There might be people who steal emails simply to read them, but the greatest hazard for most organizations is that the contents are posted on public websites and discussed in media. High-profile hacks have revealed internal emails of Sony Pictures, the US Government and many others. At the very least these leaks are a PR disaster, but sometimes they can cause actual financial damage.

Guarding against email leaks is extremely difficult. Good information security can protect against external attacks, procedures can minimize internal leaks and encryption can protect content in many cases. But any message that can be read can be leaked. The best way to minimize the risk of embarrassment is therefore to avoid writing embarrassing details in emails. Even if the facts of some business you intended to be confidential are leaked, the cost to your organization is much greater if the language is also disrespectful, flippant or offensive. Many of the emails from the Sony leak were made much worse by the tone and choice of words.

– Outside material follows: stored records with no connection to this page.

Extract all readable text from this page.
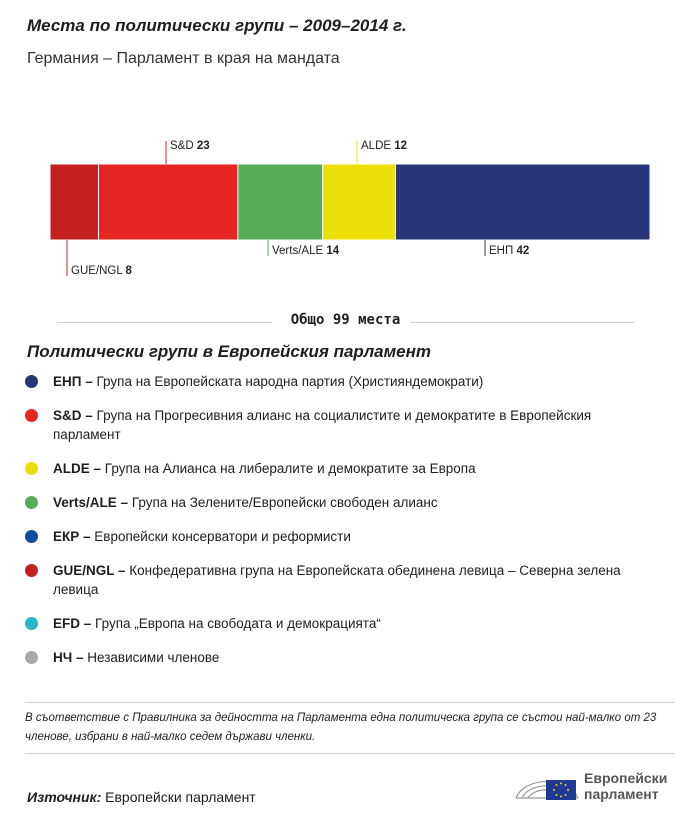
Места по политически групи – 2009–2014 г.
Германия – Парламент в края на мандата
GUE/NGL 8
S&D 23
Verts/ALE 14
ALDE 12
ЕНП 42
Общо 99 места
Политически групи в Европейския парламент
ЕНП – Група на Европейската народна партия (Християндемократи)
S&D – Група на Прогресивния алианс на социалистите и демократите в Европейския парламент
ALDE – Група на Алианса на либералите и демократите за Европа
Verts/ALE – Група на Зелените/Европейски свободен алианс
ЕКР – Европейски консерватори и реформисти
GUE/NGL – Конфедеративна група на Европейската обединена левица – Северна зелена левица
EFD – Група „Европа на свободата и демокрацията“
НЧ – Независими членове
В съответствие с Правилника за дейността на Парламента една политическа група се състои най-малко от 23 членове, избрани в най-малко седем държави членки.
Източник: Европейски парламент
Европейски
парламент
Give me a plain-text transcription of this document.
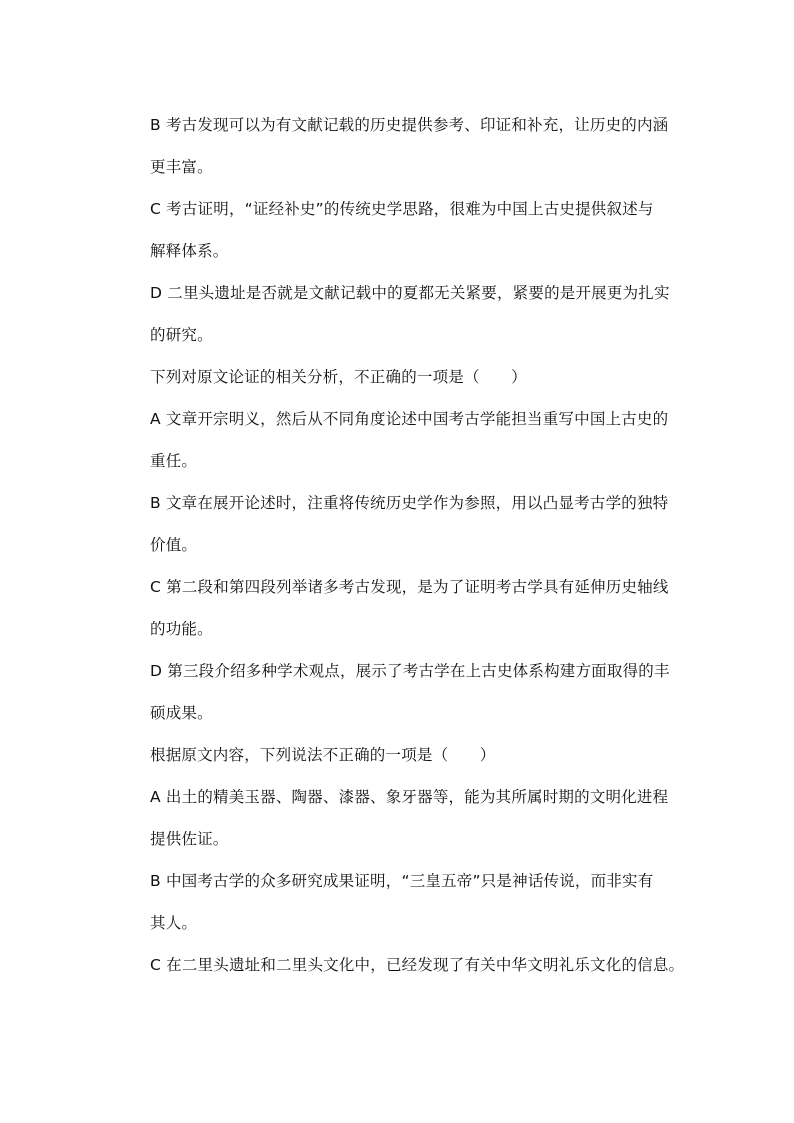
B 考古发现可以为有文献记载的历史提供参考、印证和补充，让历史的内涵
更丰富。
C 考古证明，“证经补史”的传统史学思路，很难为中国上古史提供叙述与
解释体系。
D 二里头遗址是否就是文献记载中的夏都无关紧要，紧要的是开展更为扎实
的研究。
下列对原文论证的相关分析，不正确的一项是（　　）
A 文章开宗明义，然后从不同角度论述中国考古学能担当重写中国上古史的
重任。
B 文章在展开论述时，注重将传统历史学作为参照，用以凸显考古学的独特
价值。
C 第二段和第四段列举诸多考古发现，是为了证明考古学具有延伸历史轴线
的功能。
D 第三段介绍多种学术观点，展示了考古学在上古史体系构建方面取得的丰
硕成果。
根据原文内容，下列说法不正确的一项是（　　）
A 出土的精美玉器、陶器、漆器、象牙器等，能为其所属时期的文明化进程
提供佐证。
B 中国考古学的众多研究成果证明，“三皇五帝”只是神话传说，而非实有
其人。
C 在二里头遗址和二里头文化中，已经发现了有关中华文明礼乐文化的信息。
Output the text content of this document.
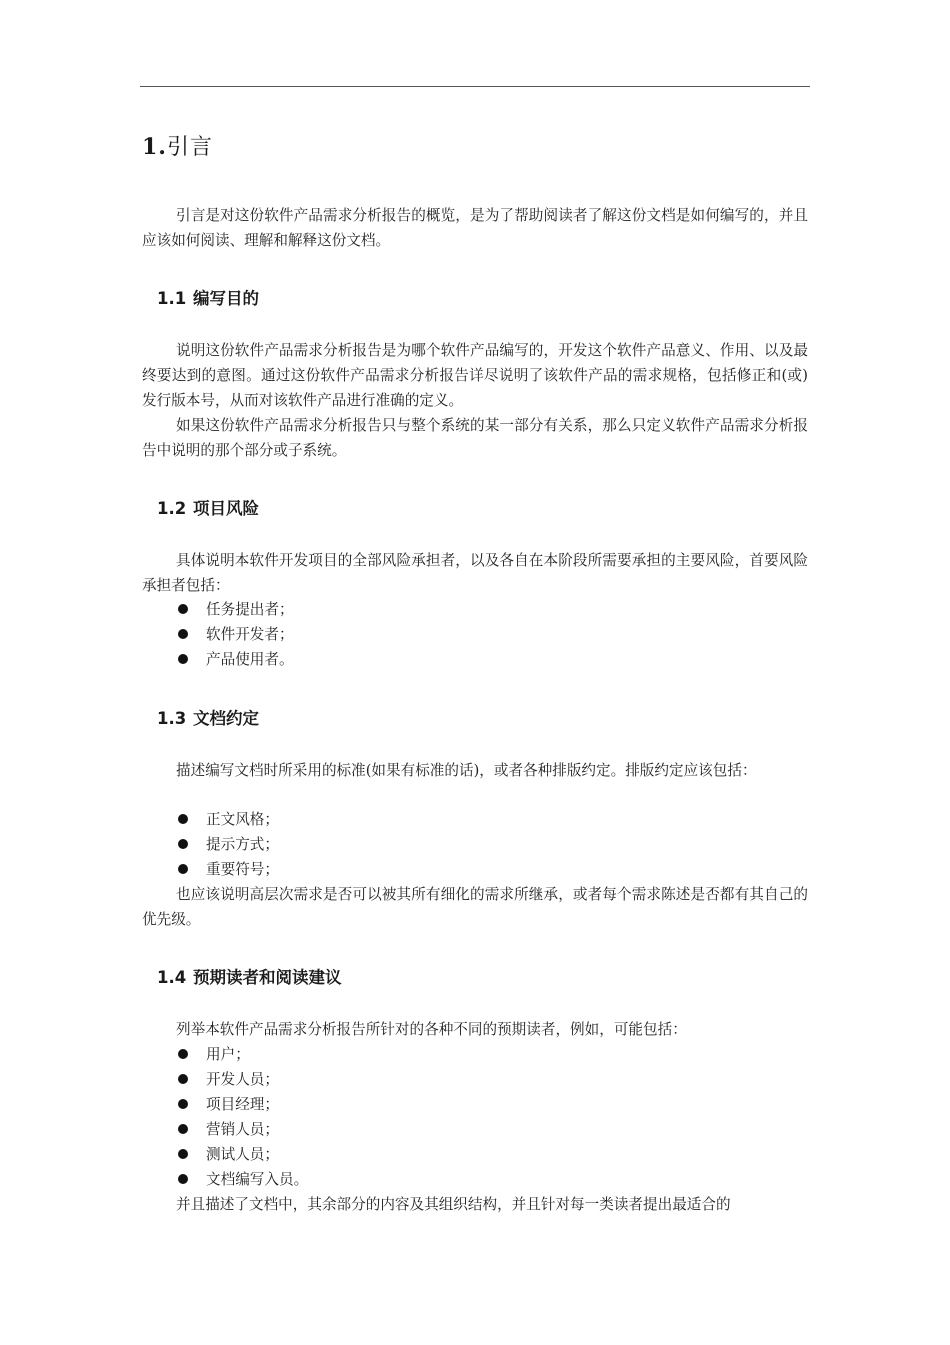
1.引言

引言是对这份软件产品需求分析报告的概览，是为了帮助阅读者了解这份文档是如何编写的，并且应该如何阅读、理解和解释这份文档。

1.1 编写目的

说明这份软件产品需求分析报告是为哪个软件产品编写的，开发这个软件产品意义、作用、以及最终要达到的意图。通过这份软件产品需求分析报告详尽说明了该软件产品的需求规格，包括修正和(或)发行版本号，从而对该软件产品进行准确的定义。

如果这份软件产品需求分析报告只与整个系统的某一部分有关系，那么只定义软件产品需求分析报告中说明的那个部分或子系统。

1.2 项目风险

具体说明本软件开发项目的全部风险承担者，以及各自在本阶段所需要承担的主要风险，首要风险承担者包括：

任务提出者；
软件开发者；
产品使用者。
1.3 文档约定

描述编写文档时所采用的标准(如果有标准的话)，或者各种排版约定。排版约定应该包括：

正文风格；
提示方式；
重要符号；

也应该说明高层次需求是否可以被其所有细化的需求所继承，或者每个需求陈述是否都有其自己的优先级。

1.4 预期读者和阅读建议

列举本软件产品需求分析报告所针对的各种不同的预期读者，例如，可能包括：

用户；
开发人员；
项目经理；
营销人员；
测试人员；
文档编写入员。

并且描述了文档中，其余部分的内容及其组织结构，并且针对每一类读者提出最适合的
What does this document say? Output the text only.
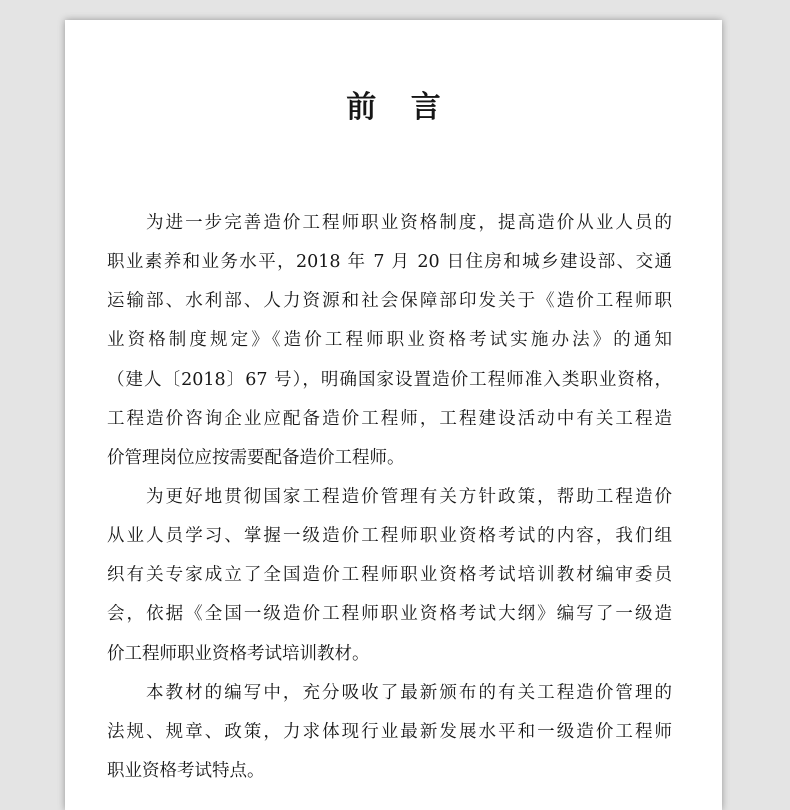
前 言
为进一步完善造价工程师职业资格制度，提高造价从业人员的
职业素养和业务水平，2018 年 7 月 20 日住房和城乡建设部、交通
运输部、水利部、人力资源和社会保障部印发关于《造价工程师职
业资格制度规定》《造价工程师职业资格考试实施办法》的通知
（建人〔2018〕67 号），明确国家设置造价工程师准入类职业资格，
工程造价咨询企业应配备造价工程师，工程建设活动中有关工程造
价管理岗位应按需要配备造价工程师。
为更好地贯彻国家工程造价管理有关方针政策，帮助工程造价
从业人员学习、掌握一级造价工程师职业资格考试的内容，我们组
织有关专家成立了全国造价工程师职业资格考试培训教材编审委员
会，依据《全国一级造价工程师职业资格考试大纲》编写了一级造
价工程师职业资格考试培训教材。
本教材的编写中，充分吸收了最新颁布的有关工程造价管理的
法规、规章、政策，力求体现行业最新发展水平和一级造价工程师
职业资格考试特点。
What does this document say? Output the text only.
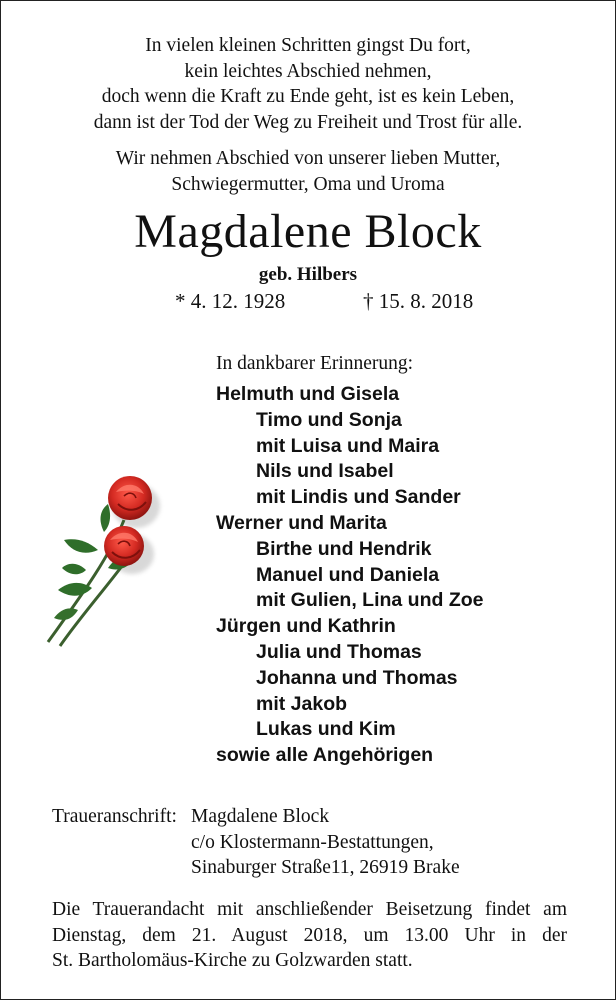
In vielen kleinen Schritten gingst Du fort,
kein leichtes Abschied nehmen,
doch wenn die Kraft zu Ende geht, ist es kein Leben,
dann ist der Tod der Weg zu Freiheit und Trost für alle.
Wir nehmen Abschied von unserer lieben Mutter,
Schwiegermutter, Oma und Uroma
Magdalene Block
geb. Hilbers
* 4. 12. 1928	† 15. 8. 2018
In dankbarer Erinnerung:
Helmuth und Gisela
Timo und Sonja
mit Luisa und Maira
Nils und Isabel
mit Lindis und Sander
Werner und Marita
Birthe und Hendrik
Manuel und Daniela
mit Gulien, Lina und Zoe
Jürgen und Kathrin
Julia und Thomas
Johanna und Thomas
mit Jakob
Lukas und Kim
sowie alle Angehörigen
Traueranschrift: Magdalene Block
c/o Klostermann-Bestattungen,
Sinaburger Straße11, 26919 Brake
Die Trauerandacht mit anschließender Beisetzung findet am
Dienstag, dem 21. August 2018, um 13.00 Uhr in der
St. Bartholomäus-Kirche zu Golzwarden statt.
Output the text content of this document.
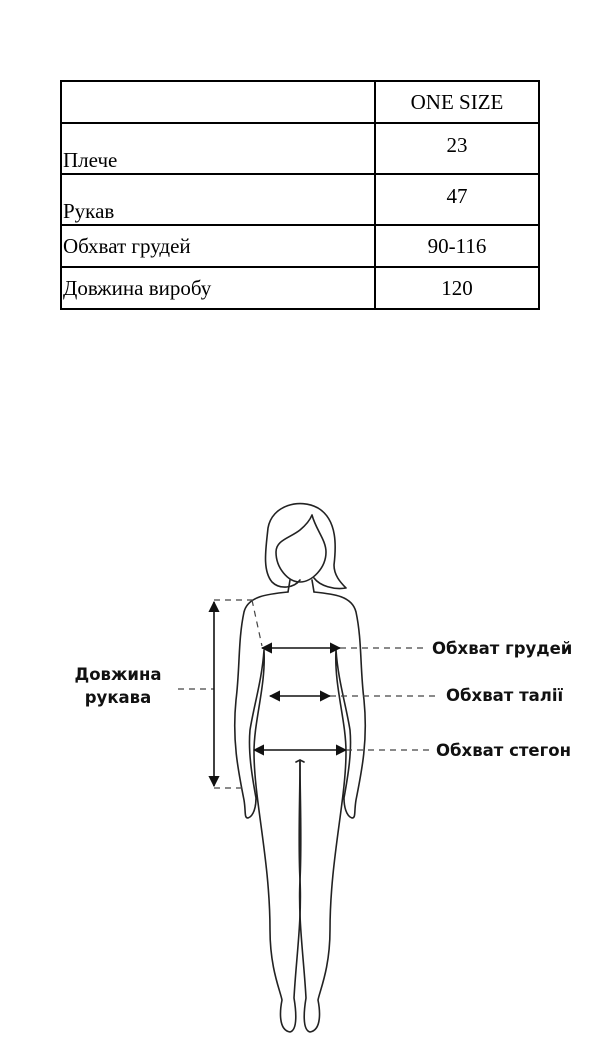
	ONE SIZE
Плече	23
Рукав	47
Обхват грудей	90-116
Довжина виробу	120
Довжина
рукава
Обхват грудей
Обхват талії
Обхват стегон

That's why you might want to add a "Fiend hört mit!" sticker on your laptop or your smartphone, and every time you write an email ask yourself how it will look in the New York Times and on Twitter when it leaks. Sometimes just a little tweak to the wording can make a major PR catastrophe into a minor embarrassment. Never write an angry email (I wrote about this two years ago in Three reasons for not writing angry emails), never write more than you have to and stick to the essential facts. And if your business is especially sensitive turn instead to encrypted messaging or face to face meetings.